O número de pessoas desalojadas em Pernambuco chegou a 1.389, de acordo com balanço divulgado às 20h deste sábado (2) pela Secretaria Executiva de Proteção e Defesa Civil de Pernambuco.
O levantamento também aponta 1.601 pessoas desabrigadas, enquanto o Estado mantém 27 abrigos ativos para acolher famílias afetadas pelas chuvas.
O município de Goiana concentra o maior número de ocorrências, com 994 desalojados e 510 desabrigados, além de seis abrigos em funcionamento.
No Recife, são 671 pessoas desabrigadas, distribuídas em 15 abrigos, sem registro de desalojados até o momento.
Em Limoeiro, não há desabrigados, mas foram registrados 256 desalojados, sem abrigos ativos.
Na Zona da Mata Norte, Timbaúba contabiliza 52 desalojados e 42 desabrigados, com três abrigos.

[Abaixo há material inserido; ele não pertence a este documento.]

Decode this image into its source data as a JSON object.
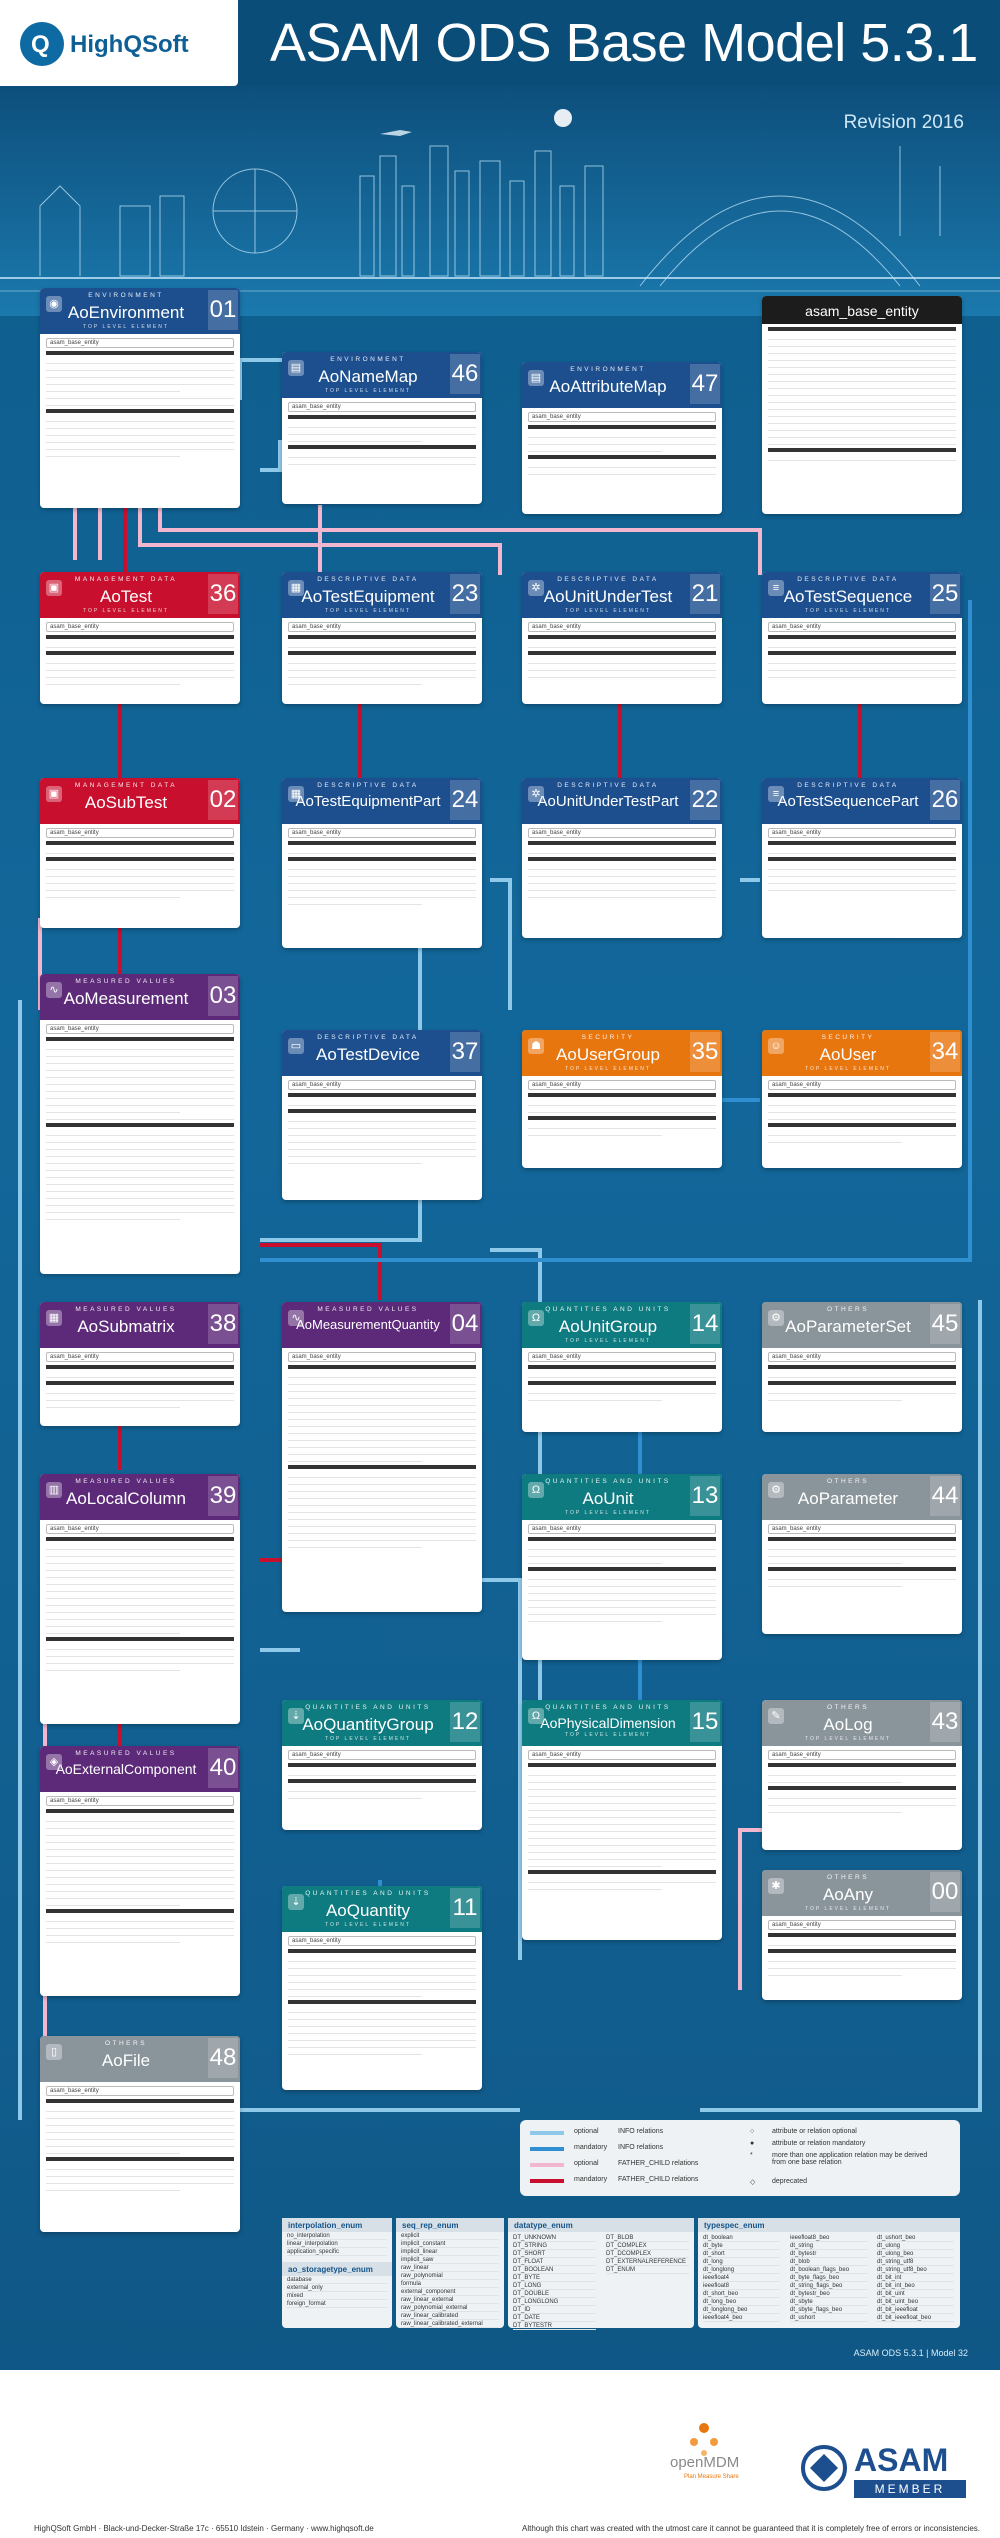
{
  "header": {
    "logo_text": "HighQSoft",
    "title": "ASAM ODS Base Model 5.3.1",
    "revision": "Revision 2016"
  },
  "boxes": {
    "ao_environment": {
      "category": "ENVIRONMENT",
      "name": "AoEnvironment",
      "number": "01",
      "top_label": "TOP LEVEL ELEMENT"
    },
    "ao_name_map": {
      "category": "ENVIRONMENT",
      "name": "AoNameMap",
      "number": "46",
      "top_label": "TOP LEVEL ELEMENT"
    },
    "ao_attribute_map": {
      "category": "ENVIRONMENT",
      "name": "AoAttributeMap",
      "number": "47",
      "top_label": ""
    },
    "asam_base_entity": {
      "name": "asam_base_entity"
    },
    "ao_test": {
      "category": "MANAGEMENT DATA",
      "name": "AoTest",
      "number": "36",
      "top_label": "TOP LEVEL ELEMENT"
    },
    "ao_test_equipment": {
      "category": "DESCRIPTIVE DATA",
      "name": "AoTestEquipment",
      "number": "23",
      "top_label": "TOP LEVEL ELEMENT"
    },
    "ao_unit_under_test": {
      "category": "DESCRIPTIVE DATA",
      "name": "AoUnitUnderTest",
      "number": "21",
      "top_label": "TOP LEVEL ELEMENT"
    },
    "ao_test_sequence": {
      "category": "DESCRIPTIVE DATA",
      "name": "AoTestSequence",
      "number": "25",
      "top_label": "TOP LEVEL ELEMENT"
    },
    "ao_sub_test": {
      "category": "MANAGEMENT DATA",
      "name": "AoSubTest",
      "number": "02",
      "top_label": ""
    },
    "ao_test_equipment_part": {
      "category": "DESCRIPTIVE DATA",
      "name": "AoTestEquipmentPart",
      "number": "24",
      "top_label": ""
    },
    "ao_unit_under_test_part": {
      "category": "DESCRIPTIVE DATA",
      "name": "AoUnitUnderTestPart",
      "number": "22",
      "top_label": ""
    },
    "ao_test_sequence_part": {
      "category": "DESCRIPTIVE DATA",
      "name": "AoTestSequencePart",
      "number": "26",
      "top_label": ""
    },
    "ao_measurement": {
      "category": "MEASURED VALUES",
      "name": "AoMeasurement",
      "number": "03",
      "top_label": ""
    },
    "ao_test_device": {
      "category": "DESCRIPTIVE DATA",
      "name": "AoTestDevice",
      "number": "37",
      "top_label": ""
    },
    "ao_user_group": {
      "category": "SECURITY",
      "name": "AoUserGroup",
      "number": "35",
      "top_label": "TOP LEVEL ELEMENT"
    },
    "ao_user": {
      "category": "SECURITY",
      "name": "AoUser",
      "number": "34",
      "top_label": "TOP LEVEL ELEMENT"
    },
    "ao_submatrix": {
      "category": "MEASURED VALUES",
      "name": "AoSubmatrix",
      "number": "38",
      "top_label": ""
    },
    "ao_measurement_quantity": {
      "category": "MEASURED VALUES",
      "name": "AoMeasurementQuantity",
      "number": "04",
      "top_label": ""
    },
    "ao_unit_group": {
      "category": "QUANTITIES AND UNITS",
      "name": "AoUnitGroup",
      "number": "14",
      "top_label": "TOP LEVEL ELEMENT"
    },
    "ao_parameter_set": {
      "category": "OTHERS",
      "name": "AoParameterSet",
      "number": "45",
      "top_label": ""
    },
    "ao_local_column": {
      "category": "MEASURED VALUES",
      "name": "AoLocalColumn",
      "number": "39",
      "top_label": ""
    },
    "ao_unit": {
      "category": "QUANTITIES AND UNITS",
      "name": "AoUnit",
      "number": "13",
      "top_label": "TOP LEVEL ELEMENT"
    },
    "ao_parameter": {
      "category": "OTHERS",
      "name": "AoParameter",
      "number": "44",
      "top_label": ""
    },
    "ao_external_component": {
      "category": "MEASURED VALUES",
      "name": "AoExternalComponent",
      "number": "40",
      "top_label": ""
    },
    "ao_quantity_group": {
      "category": "QUANTITIES AND UNITS",
      "name": "AoQuantityGroup",
      "number": "12",
      "top_label": "TOP LEVEL ELEMENT"
    },
    "ao_physical_dimension": {
      "category": "QUANTITIES AND UNITS",
      "name": "AoPhysicalDimension",
      "number": "15",
      "top_label": "TOP LEVEL ELEMENT"
    },
    "ao_log": {
      "category": "OTHERS",
      "name": "AoLog",
      "number": "43",
      "top_label": "TOP LEVEL ELEMENT"
    },
    "ao_quantity": {
      "category": "QUANTITIES AND UNITS",
      "name": "AoQuantity",
      "number": "11",
      "top_label": "TOP LEVEL ELEMENT"
    },
    "ao_any": {
      "category": "OTHERS",
      "name": "AoAny",
      "number": "00",
      "top_label": "TOP LEVEL ELEMENT"
    },
    "ao_file": {
      "category": "OTHERS",
      "name": "AoFile",
      "number": "48",
      "top_label": ""
    }
  },
  "base_label": "asam_base_entity",
  "legend": {
    "rows": [
      {
        "a": "optional",
        "b": "INFO relations",
        "color": "#8ec9ea"
      },
      {
        "a": "mandatory",
        "b": "INFO relations",
        "color": "#2f8fd0"
      },
      {
        "a": "optional",
        "b": "FATHER_CHILD relations",
        "color": "#f2b6cf"
      },
      {
        "a": "mandatory",
        "b": "FATHER_CHILD relations",
        "color": "#c8102e"
      }
    ],
    "right": [
      "attribute or relation optional",
      "attribute or relation mandatory",
      "more than one application relation may be derived from one base relation",
      "deprecated"
    ]
  },
  "enums": {
    "interpolation_enum": {
      "title": "interpolation_enum",
      "items": [
        "no_interpolation",
        "linear_interpolation",
        "application_specific"
      ]
    },
    "seq_rep_enum": {
      "title": "seq_rep_enum",
      "items": [
        "explicit",
        "implicit_constant",
        "implicit_linear",
        "implicit_saw",
        "raw_linear",
        "raw_polynomial",
        "formula",
        "external_component",
        "raw_linear_external",
        "raw_polynomial_external",
        "raw_linear_calibrated",
        "raw_linear_calibrated_external"
      ]
    },
    "datatype_enum": {
      "title": "datatype_enum",
      "items": [
        "DT_UNKNOWN",
        "DT_STRING",
        "DT_SHORT",
        "DT_FLOAT",
        "DT_BOOLEAN",
        "DT_BYTE",
        "DT_LONG",
        "DT_DOUBLE",
        "DT_LONGLONG",
        "DT_ID",
        "DT_DATE",
        "DT_BYTESTR",
        "DT_BLOB",
        "DT_COMPLEX",
        "DT_DCOMPLEX",
        "DT_EXTERNALREFERENCE",
        "DT_ENUM"
      ]
    },
    "ao_storagetype_enum": {
      "title": "ao_storagetype_enum",
      "items": [
        "database",
        "external_only",
        "mixed",
        "foreign_format"
      ]
    },
    "typespec_enum": {
      "title": "typespec_enum",
      "items": [
        "dt_boolean",
        "dt_byte",
        "dt_short",
        "dt_long",
        "dt_longlong",
        "ieeefloat4",
        "ieeefloat8",
        "dt_short_beo",
        "dt_long_beo",
        "dt_longlong_beo",
        "ieeefloat4_beo",
        "ieeefloat8_beo",
        "dt_string",
        "dt_bytestr",
        "dt_blob",
        "dt_boolean_flags_beo",
        "dt_byte_flags_beo",
        "dt_string_flags_beo",
        "dt_bytestr_beo",
        "dt_sbyte",
        "dt_sbyte_flags_beo",
        "dt_ushort",
        "dt_ushort_beo",
        "dt_ulong",
        "dt_ulong_beo",
        "dt_string_utf8",
        "dt_string_utf8_beo",
        "dt_bit_int",
        "dt_bit_int_beo",
        "dt_bit_uint",
        "dt_bit_uint_beo",
        "dt_bit_ieeefloat",
        "dt_bit_ieeefloat_beo"
      ]
    }
  },
  "model_ref": "ASAM ODS 5.3.1 | Model 32",
  "footer": {
    "openmdm": "openMDM",
    "openmdm_sub": "Plan Measure Share",
    "asam": "ASAM",
    "asam_member": "MEMBER",
    "address": "HighQSoft GmbH · Black-und-Decker-Straße 17c · 65510 Idstein · Germany · www.highqsoft.de",
    "disclaimer": "Although this chart was created with the utmost care it cannot be guaranteed that it is completely free of errors or inconsistencies."
  },
  "colors": {
    "measured": "#5d2a7a",
    "management": "#c8102e",
    "descriptive": "#1d4f8f",
    "quantities": "#0e7b80",
    "security": "#e8760f",
    "others": "#6b7a84",
    "info_optional": "#8ec9ea",
    "info_mandatory": "#2f8fd0",
    "fc_optional": "#f2b6cf",
    "fc_mandatory": "#c8102e"
  }
}
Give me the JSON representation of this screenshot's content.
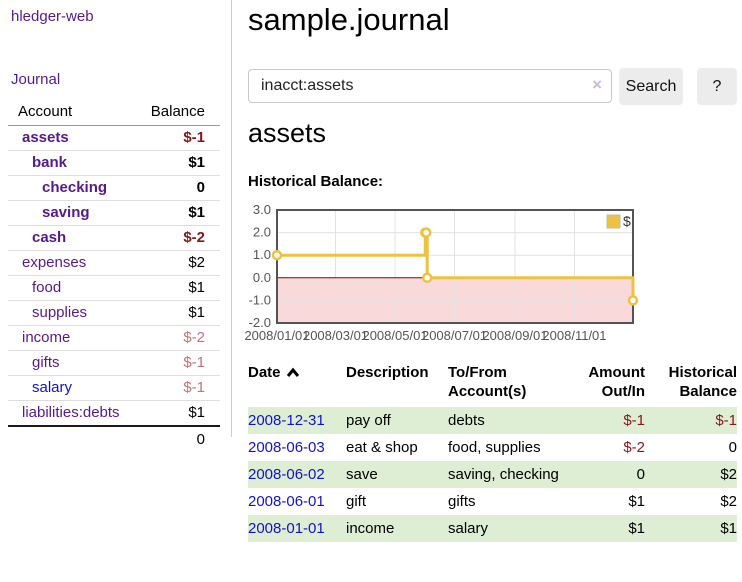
{
  "colors": {
    "link_purple": "#551a8b",
    "link_blue": "#1212cc",
    "negative": "#84181b",
    "negative_faded": "#c0737c",
    "row_highlight_green": "#ddeed4",
    "button_bg": "#ececec",
    "divider": "#cccccc"
  },
  "sidebar": {
    "app_title": "hledger-web",
    "journal_label": "Journal",
    "accounts_header": {
      "account": "Account",
      "balance": "Balance"
    },
    "accounts": [
      {
        "name": "assets",
        "depth": 1,
        "bold": true,
        "link_color": "purple",
        "balance": "$-1",
        "balance_class": "neg"
      },
      {
        "name": "bank",
        "depth": 2,
        "bold": true,
        "link_color": "purple",
        "balance": "$1",
        "balance_class": ""
      },
      {
        "name": "checking",
        "depth": 3,
        "bold": true,
        "link_color": "purple",
        "balance": "0",
        "balance_class": ""
      },
      {
        "name": "saving",
        "depth": 3,
        "bold": true,
        "link_color": "purple",
        "balance": "$1",
        "balance_class": ""
      },
      {
        "name": "cash",
        "depth": 2,
        "bold": true,
        "link_color": "purple",
        "balance": "$-2",
        "balance_class": "neg"
      },
      {
        "name": "expenses",
        "depth": 1,
        "bold": false,
        "link_color": "purple",
        "balance": "$2",
        "balance_class": ""
      },
      {
        "name": "food",
        "depth": 2,
        "bold": false,
        "link_color": "purple",
        "balance": "$1",
        "balance_class": ""
      },
      {
        "name": "supplies",
        "depth": 2,
        "bold": false,
        "link_color": "purple",
        "balance": "$1",
        "balance_class": ""
      },
      {
        "name": "income",
        "depth": 1,
        "bold": false,
        "link_color": "purple",
        "balance": "$-2",
        "balance_class": "neg-faded"
      },
      {
        "name": "gifts",
        "depth": 2,
        "bold": false,
        "link_color": "purple",
        "balance": "$-1",
        "balance_class": "neg-faded"
      },
      {
        "name": "salary",
        "depth": 2,
        "bold": false,
        "link_color": "blue",
        "balance": "$-1",
        "balance_class": "neg-faded"
      },
      {
        "name": "liabilities:debts",
        "depth": 1,
        "bold": false,
        "link_color": "purple",
        "balance": "$1",
        "balance_class": ""
      }
    ],
    "total_balance": "0"
  },
  "main": {
    "title": "sample.journal",
    "search": {
      "query": "inacct:assets",
      "clear_icon": "×",
      "button_label": "Search",
      "help_label": "?"
    },
    "account_heading": "assets",
    "chart_title": "Historical Balance:"
  },
  "chart_data": {
    "type": "line",
    "title": "Historical Balance:",
    "x_range": [
      "2008-01-01",
      "2008-12-31"
    ],
    "y_range": [
      -2,
      3
    ],
    "x_ticks": [
      "2008/01/01",
      "2008/03/01",
      "2008/05/01",
      "2008/07/01",
      "2008/09/01",
      "2008/11/01"
    ],
    "y_ticks": [
      3.0,
      2.0,
      1.0,
      0.0,
      -1.0,
      -2.0
    ],
    "legend": {
      "label": "$",
      "position": "top-right"
    },
    "series": [
      {
        "name": "$",
        "color": "#edc240",
        "step": true,
        "points": [
          {
            "x": "2008-01-01",
            "y": 1
          },
          {
            "x": "2008-06-01",
            "y": 2
          },
          {
            "x": "2008-06-02",
            "y": 2
          },
          {
            "x": "2008-06-03",
            "y": 0
          },
          {
            "x": "2008-12-31",
            "y": -1
          }
        ]
      }
    ],
    "negative_region_fill": "#f9d9d9",
    "zero_line_color": "#8b0000",
    "grid": {
      "border_color": "#545454",
      "line_color": "#e2e2e2",
      "tick_label_color": "#545454",
      "background": "#ffffff"
    }
  },
  "register": {
    "headers": {
      "date": "Date",
      "description": "Description",
      "accounts": "To/From Account(s)",
      "amount": "Amount Out/In",
      "balance": "Historical Balance"
    },
    "sort": {
      "column": "date",
      "direction": "ascending"
    },
    "rows": [
      {
        "date": "2008-12-31",
        "description": "pay off",
        "accounts": "debts",
        "amount": "$-1",
        "amount_class": "neg",
        "balance": "$-1",
        "balance_class": "neg"
      },
      {
        "date": "2008-06-03",
        "description": "eat & shop",
        "accounts": "food, supplies",
        "amount": "$-2",
        "amount_class": "neg",
        "balance": "0",
        "balance_class": ""
      },
      {
        "date": "2008-06-02",
        "description": "save",
        "accounts": "saving, checking",
        "amount": "0",
        "amount_class": "",
        "balance": "$2",
        "balance_class": ""
      },
      {
        "date": "2008-06-01",
        "description": "gift",
        "accounts": "gifts",
        "amount": "$1",
        "amount_class": "",
        "balance": "$2",
        "balance_class": ""
      },
      {
        "date": "2008-01-01",
        "description": "income",
        "accounts": "salary",
        "amount": "$1",
        "amount_class": "",
        "balance": "$1",
        "balance_class": ""
      }
    ]
  }
}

Já Igarassu soma 21 desalojados e 27 desabrigados, com um abrigo ativo.
Na Região Metropolitana, Olinda registra 9 desalojados e 170 desabrigados, com dois abrigos em operação. Em Paulista, são 6 desalojados e 45 desabrigados. Camaragibe contabiliza 11 desalojados e 5 desabrigados, com um abrigo ativo.
Outros municípios também apresentam registros. Em Glória do Goitá, são 40 desalojados, sem desabrigados. Jaboatão dos Guararapes contabiliza 127 desabrigados, com dois abrigos ativos. Já Vicência soma 84 desalojados e 4 desabrigados.
Ajuda humanitária
De acordo com o relatório, o Governo do Estado intensificou a distribuição de donativos nas áreas atingidas.
Em Goiana, foram entregues 150 colchões, 300 lençóis, 38 kits de limpeza e 38 kits de higiene. Em Paulista, houve a retirada de 32 colchões, 64 lençóis, além de 8 kits de higiene e 8 kits de limpeza.
Já em Olinda, foram disponibilizados 400 colchões, 400 lençóis, 200 kits de limpeza e 100 kits de higiene. Para Timbaúba, foram destinados 77 colchões, 154 lençóis, 95 kits de limpeza e 95 kits de higiene.
Ainda de acordo com a Defesa Civil de Pernambuco, o órgão segue monitorando a situação em todo o Estado, com equipes mobilizadas para assistência à população, gestão de abrigos e distribuição de ajuda.
A orientação é que moradores de áreas de risco acompanhem os alertas oficiais e acionem o órgão em caso de emergência.